It’s Inflation Week at Len Penzo dot Com. Follow me over the next several days as I explore the multiple facets and facts about this insidious scourge, the probability of its resurgence, its potential impacts on us, and strategies for protecting yourself and your personal finances. Hey, it’s not as fun as Shark Week at the Discovery Channel, but it’s almost as scary! 😉
Raising taxes to pay for excessive government spending is never popular with the general electorate. As a result, printing money is how our spineless government leaders try to buy time so they can prolong their political careers. It’s a cowardly way to avoid making the tough decisions that need to be made in the face of deficit spending and, left unchecked, its primary effect over time is a high inflation rate.
The US government is currently indebted to the tune of approximately $11 trillion. Amazingly, that doesn’t account for the $49 trillion of Medicare and Social Security entitlement liabilities which will need to be paid off in the future. The United States Treasury Department doesn’t use these entitlements when calculating their debt to GDP ratio, but if they did it would be 680%! This partly explains why entitlements are not included in the calculations; if they were it would become painfully obvious that the country is basically insolvent.
As long as the dollar remains the world’s reserve currency, the US may just be able to avoid the worst effects of inflation. However, the dollars reputation as a safe haven continues to be chipped away with each new government bailout and socialist spending program that is implemented by our leaders.
It is no secret that Ben Bernanke and the Fed plan to minimize all of this God-awful debt by surreptitiously devaluing the dollar over time. Therefore the United States will continue to print money to cover their profligate spending while the fiscally responsible among us who are not saddled by excessive personal debt will continue to pray that hyperinflation continues to stay away.

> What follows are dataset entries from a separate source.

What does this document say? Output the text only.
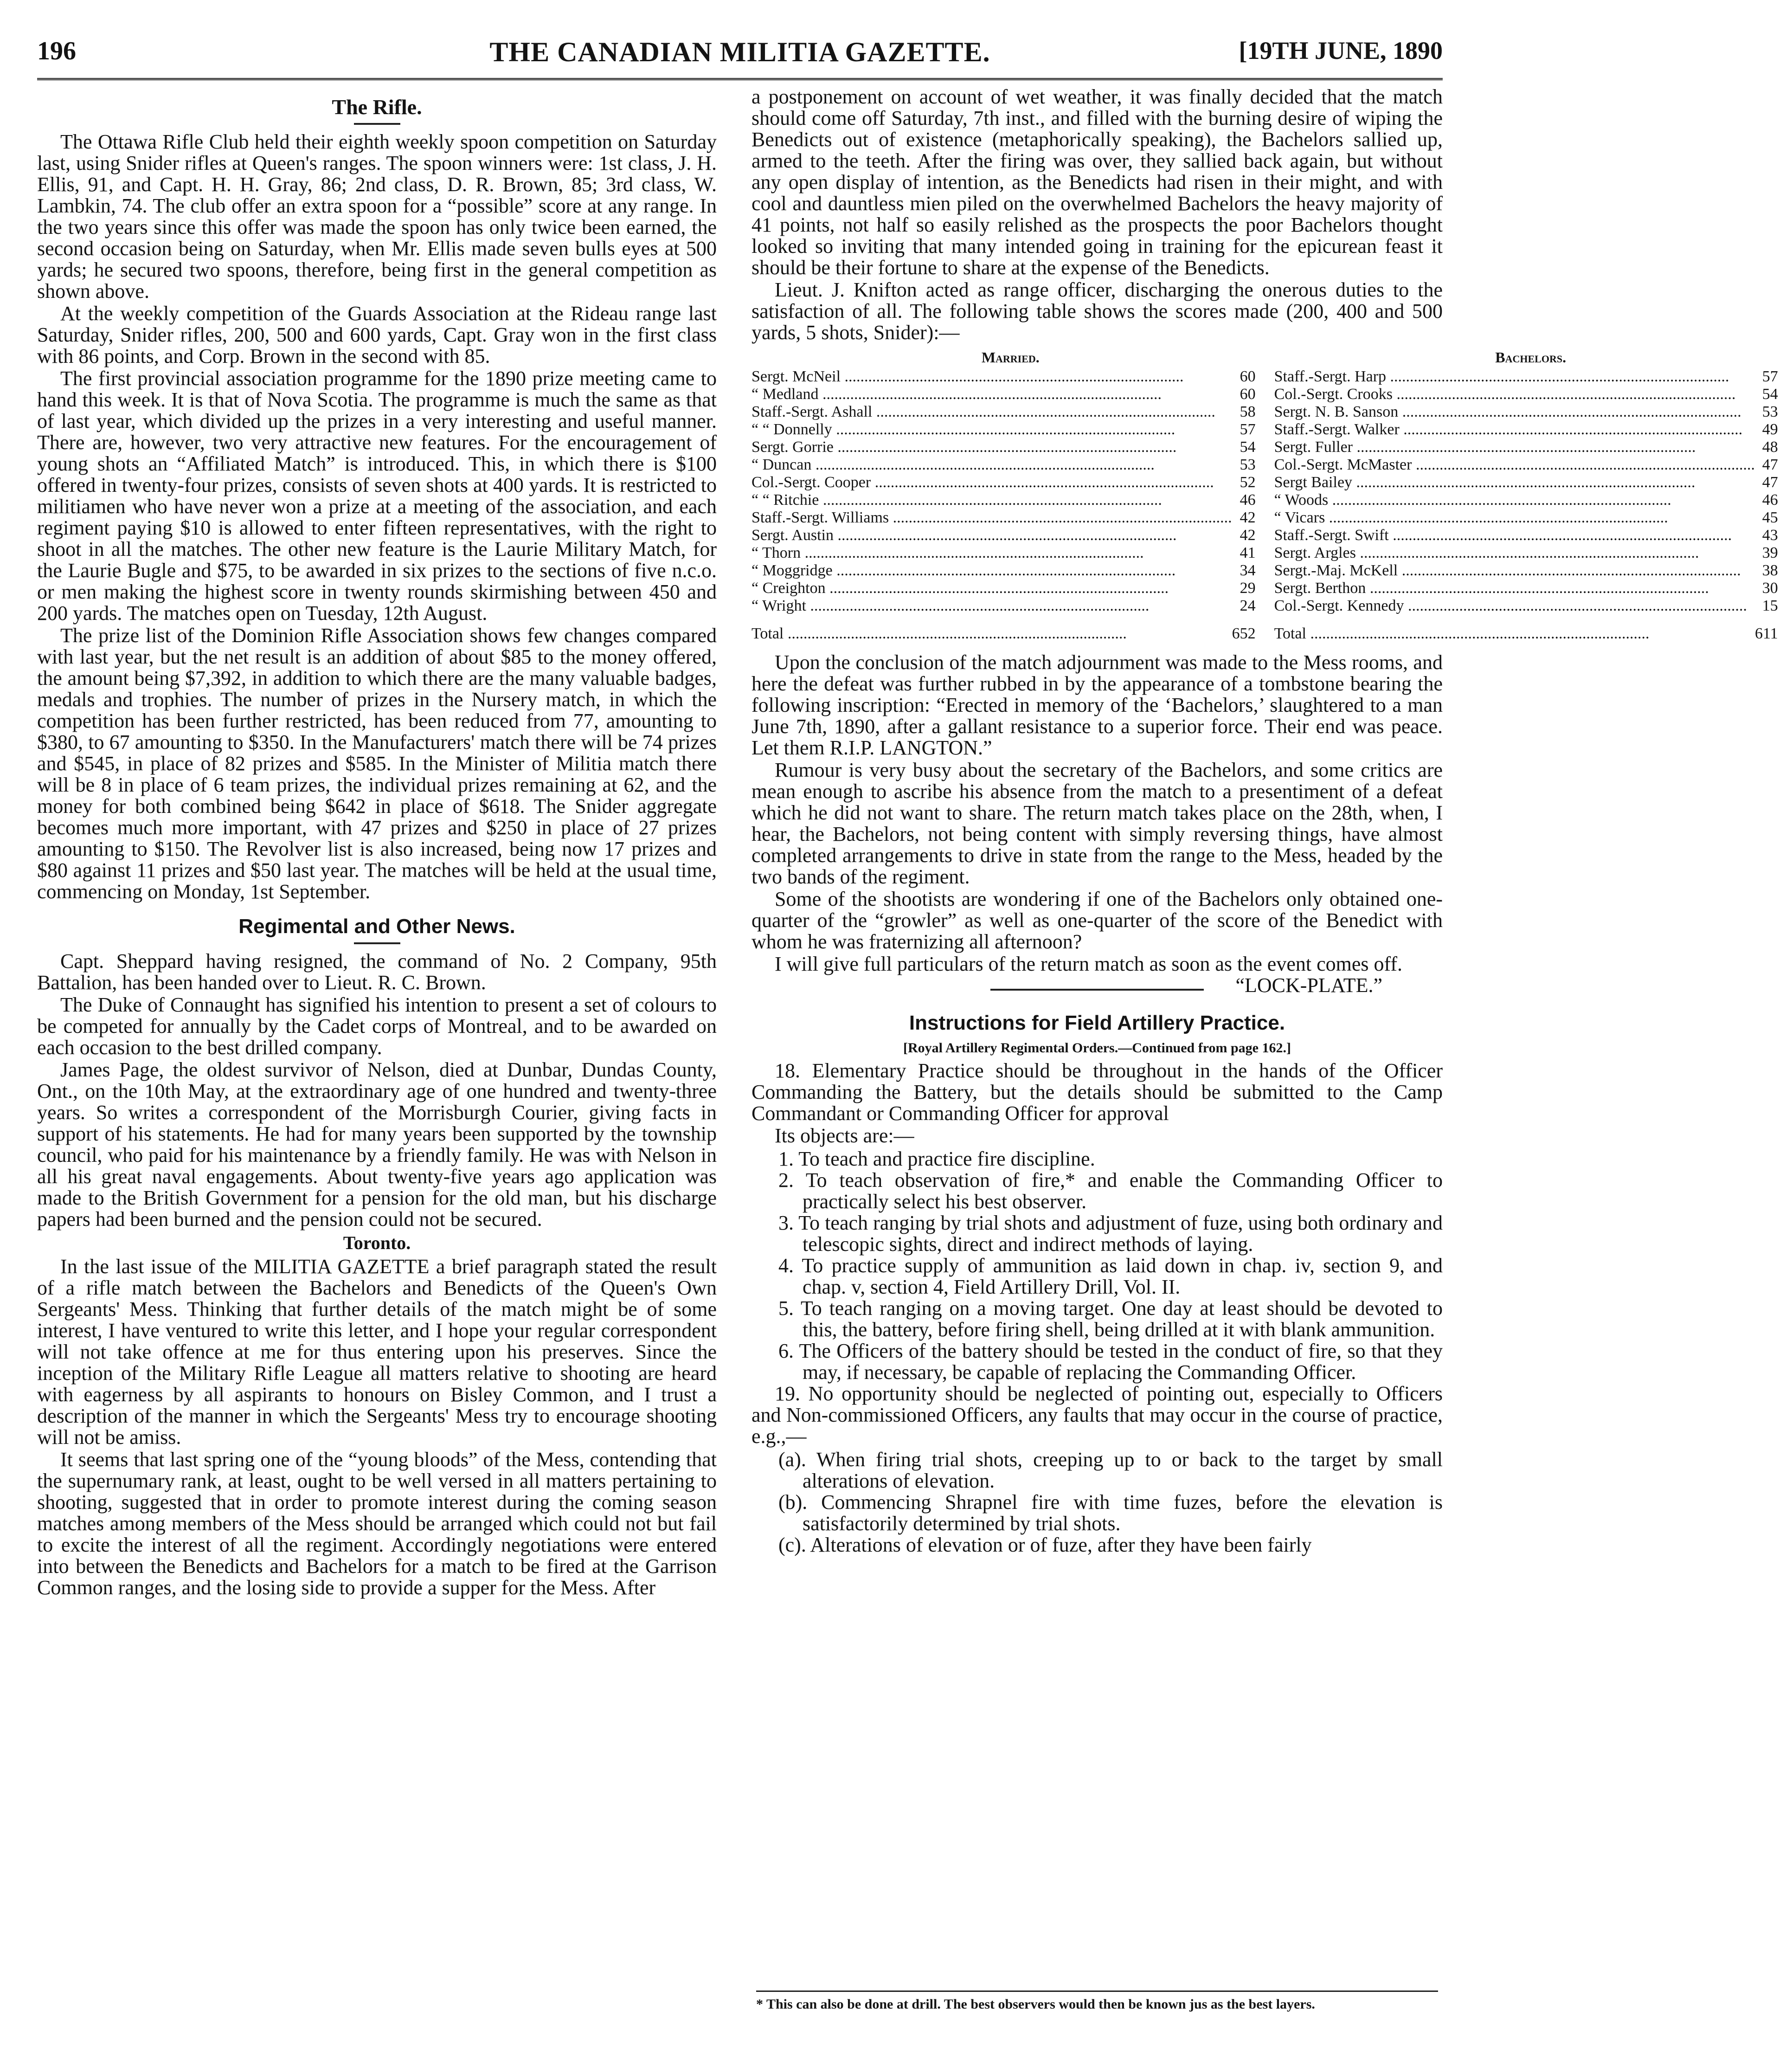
196	THE CANADIAN MILITIA GAZETTE.	[19TH JUNE, 1890
The Rifle.

The Ottawa Rifle Club held their eighth weekly spoon competition on Saturday last, using Snider rifles at Queen's ranges. The spoon winners were: 1st class, J. H. Ellis, 91, and Capt. H. H. Gray, 86; 2nd class, D. R. Brown, 85; 3rd class, W. Lambkin, 74. The club offer an extra spoon for a “possible” score at any range. In the two years since this offer was made the spoon has only twice been earned, the second occasion being on Saturday, when Mr. Ellis made seven bulls eyes at 500 yards; he secured two spoons, therefore, being first in the general competition as shown above.

At the weekly competition of the Guards Association at the Rideau range last Saturday, Snider rifles, 200, 500 and 600 yards, Capt. Gray won in the first class with 86 points, and Corp. Brown in the second with 85.

The first provincial association programme for the 1890 prize meeting came to hand this week. It is that of Nova Scotia. The programme is much the same as that of last year, which divided up the prizes in a very interesting and useful manner. There are, however, two very attractive new features. For the encouragement of young shots an “Affiliated Match” is introduced. This, in which there is $100 offered in twenty-four prizes, consists of seven shots at 400 yards. It is restricted to militiamen who have never won a prize at a meeting of the association, and each regiment paying $10 is allowed to enter fifteen representatives, with the right to shoot in all the matches. The other new feature is the Laurie Military Match, for the Laurie Bugle and $75, to be awarded in six prizes to the sections of five n.c.o. or men making the highest score in twenty rounds skirmishing between 450 and 200 yards. The matches open on Tuesday, 12th August.

The prize list of the Dominion Rifle Association shows few changes compared with last year, but the net result is an addition of about $85 to the money offered, the amount being $7,392, in addition to which there are the many valuable badges, medals and trophies. The number of prizes in the Nursery match, in which the competition has been further restricted, has been reduced from 77, amounting to $380, to 67 amounting to $350. In the Manufacturers' match there will be 74 prizes and $545, in place of 82 prizes and $585. In the Minister of Militia match there will be 8 in place of 6 team prizes, the individual prizes remaining at 62, and the money for both combined being $642 in place of $618. The Snider aggregate becomes much more important, with 47 prizes and $250 in place of 27 prizes amounting to $150. The Revolver list is also increased, being now 17 prizes and $80 against 11 prizes and $50 last year. The matches will be held at the usual time, commencing on Monday, 1st September.

Regimental and Other News.

Capt. Sheppard having resigned, the command of No. 2 Company, 95th Battalion, has been handed over to Lieut. R. C. Brown.

The Duke of Connaught has signified his intention to present a set of colours to be competed for annually by the Cadet corps of Montreal, and to be awarded on each occasion to the best drilled company.

James Page, the oldest survivor of Nelson, died at Dunbar, Dundas County, Ont., on the 10th May, at the extraordinary age of one hundred and twenty-three years. So writes a correspondent of the Morrisburgh Courier, giving facts in support of his statements. He had for many years been supported by the township council, who paid for his maintenance by a friendly family. He was with Nelson in all his great naval engagements. About twenty-five years ago application was made to the British Government for a pension for the old man, but his discharge papers had been burned and the pension could not be secured.

Toronto.

In the last issue of the MILITIA GAZETTE a brief paragraph stated the result of a rifle match between the Bachelors and Benedicts of the Queen's Own Sergeants' Mess. Thinking that further details of the match might be of some interest, I have ventured to write this letter, and I hope your regular correspondent will not take offence at me for thus entering upon his preserves. Since the inception of the Military Rifle League all matters relative to shooting are heard with eagerness by all aspirants to honours on Bisley Common, and I trust a description of the manner in which the Sergeants' Mess try to encourage shooting will not be amiss.

It seems that last spring one of the “young bloods” of the Mess, contending that the supernumary rank, at least, ought to be well versed in all matters pertaining to shooting, suggested that in order to promote interest during the coming season matches among members of the Mess should be arranged which could not but fail to excite the interest of all the regiment. Accordingly negotiations were entered into between the Benedicts and Bachelors for a match to be fired at the Garrison Common ranges, and the losing side to provide a supper for the Mess. After

a postponement on account of wet weather, it was finally decided that the match should come off Saturday, 7th inst., and filled with the burning desire of wiping the Benedicts out of existence (metaphorically speaking), the Bachelors sallied up, armed to the teeth. After the firing was over, they sallied back again, but without any open display of intention, as the Benedicts had risen in their might, and with cool and dauntless mien piled on the overwhelmed Bachelors the heavy majority of 41 points, not half so easily relished as the prospects the poor Bachelors thought looked so inviting that many intended going in training for the epicurean feast it should be their fortune to share at the expense of the Benedicts.

Lieut. J. Knifton acted as range officer, discharging the onerous duties to the satisfaction of all. The following table shows the scores made (200, 400 and 500 yards, 5 shots, Snider):—

Married.		Bachelors.	
Sergt. McNeil .....	60	Staff.-Sergt. Harp .....	57
“ Medland .....	60	Col.-Sergt. Crooks .....	54
Staff.-Sergt. Ashall .....	58	Sergt. N. B. Sanson .....	53
“ “ Donnelly .....	57	Staff.-Sergt. Walker .....	49
Sergt. Gorrie .....	54	Sergt. Fuller .....	48
“ Duncan .....	53	Col.-Sergt. McMaster .....	47
Col.-Sergt. Cooper .....	52	Sergt Bailey .....	47
“ “ Ritchie .....	46	“ Woods .....	46
Staff.-Sergt. Williams .....	42	“ Vicars .....	45
Sergt. Austin .....	42	Staff.-Sergt. Swift .....	43
“ Thorn .....	41	Sergt. Argles .....	39
“ Moggridge .....	34	Sergt.-Maj. McKell .....	38
“ Creighton .....	29	Sergt. Berthon .....	30
“ Wright .....	24	Col.-Sergt. Kennedy .....	15
Total .....	652	Total .....	611

Upon the conclusion of the match adjournment was made to the Mess rooms, and here the defeat was further rubbed in by the appearance of a tombstone bearing the following inscription: “Erected in memory of the ‘Bachelors,’ slaughtered to a man June 7th, 1890, after a gallant resistance to a superior force. Their end was peace. Let them R.I.P. LANGTON.”

Rumour is very busy about the secretary of the Bachelors, and some critics are mean enough to ascribe his absence from the match to a presentiment of a defeat which he did not want to share. The return match takes place on the 28th, when, I hear, the Bachelors, not being content with simply reversing things, have almost completed arrangements to drive in state from the range to the Mess, headed by the two bands of the regiment.

Some of the shootists are wondering if one of the Bachelors only obtained one-quarter of the “growler” as well as one-quarter of the score of the Benedict with whom he was fraternizing all afternoon?

I will give full particulars of the return match as soon as the event comes off.
“LOCK-PLATE.”

Instructions for Field Artillery Practice.
[Royal Artillery Regimental Orders.—Continued from page 162.]

18. Elementary Practice should be throughout in the hands of the Officer Commanding the Battery, but the details should be submitted to the Camp Commandant or Commanding Officer for approval

Its objects are:—

1. To teach and practice fire discipline.
2. To teach observation of fire,* and enable the Commanding Officer to practically select his best observer.
3. To teach ranging by trial shots and adjustment of fuze, using both ordinary and telescopic sights, direct and indirect methods of laying.
4. To practice supply of ammunition as laid down in chap. iv, section 9, and chap. v, section 4, Field Artillery Drill, Vol. II.
5. To teach ranging on a moving target. One day at least should be devoted to this, the battery, before firing shell, being drilled at it with blank ammunition.
6. The Officers of the battery should be tested in the conduct of fire, so that they may, if necessary, be capable of replacing the Commanding Officer.

19. No opportunity should be neglected of pointing out, especially to Officers and Non-commissioned Officers, any faults that may occur in the course of practice, e.g.,—

(a). When firing trial shots, creeping up to or back to the target by small alterations of elevation.
(b). Commencing Shrapnel fire with time fuzes, before the elevation is satisfactorily determined by trial shots.
(c). Alterations of elevation or of fuze, after they have been fairly
* This can also be done at drill. The best observers would then be known jus as the best layers.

Unfortunately, this tactic ends up emulating one of communism’s principle tenants — redistribution of wealth. By indirectly devaluing the dollar via inflation, the Fed will forcefully transfer the wealth of those who have managed to save responsibly over the years to those who have lived well beyond their means. Talk about sowing the seeds of public discontent!
Can you imagine the rage that would foment in those of us who watched the value of our retirement and other savings accounts wither to nothing in order to pay for the bills of those who mortgaged the farm to live way beyond their means? Meanwhile many who bought more home than they could reasonably afford, only to be bailed out by the taxpayers, will still have their McMansions. That, people, is how revolutions get started.
But all is not lost.
Ironically, because Communist China currently owns more US Treasuries than any other foreign country, this perverse tactic being tacitly endorsed by the Fed will end up adversely affecting the Chinese most of all. Indeed, China will not tolerate watching the dollar’s plummeting value begin to destroy a good portion of their accumulated wealth.
The big danger, of course, is that China could eventually get fed up with America’s free-spending inflationary policies and threaten to “take the nuclear option” by selling a significant portion of their US dollars. This, of course, would obliterate the American economy — and quite possibly take the rest of the world economies with it.
Then again, if our politicians would only show real courage by forcing us to take some badly-needed medicine, we would never have to get to that point.
It’s time for the Fed to strengthen the dollar by immediately raising interest rates to reward savers and encourage more responsible allocation of resources. It’s time to quit bailing out irresponsible lending institutions, automakers, and homeowners; allow creative destruction to heal the marketplace. Force holders of rotten loans to take their lumps and file for bankruptcy, if need be, and greatly reduce the credit scores and ratings of individuals and corporations who recklessly took part in the previous spend-now pay-later orgy.
It’s time for the United States to recognize that the party is finally over and turn the printing presses off before the dollar loses all credibility.
If we can’t convince our leaders to do the right thing, I am absolutely certain that China eventually will.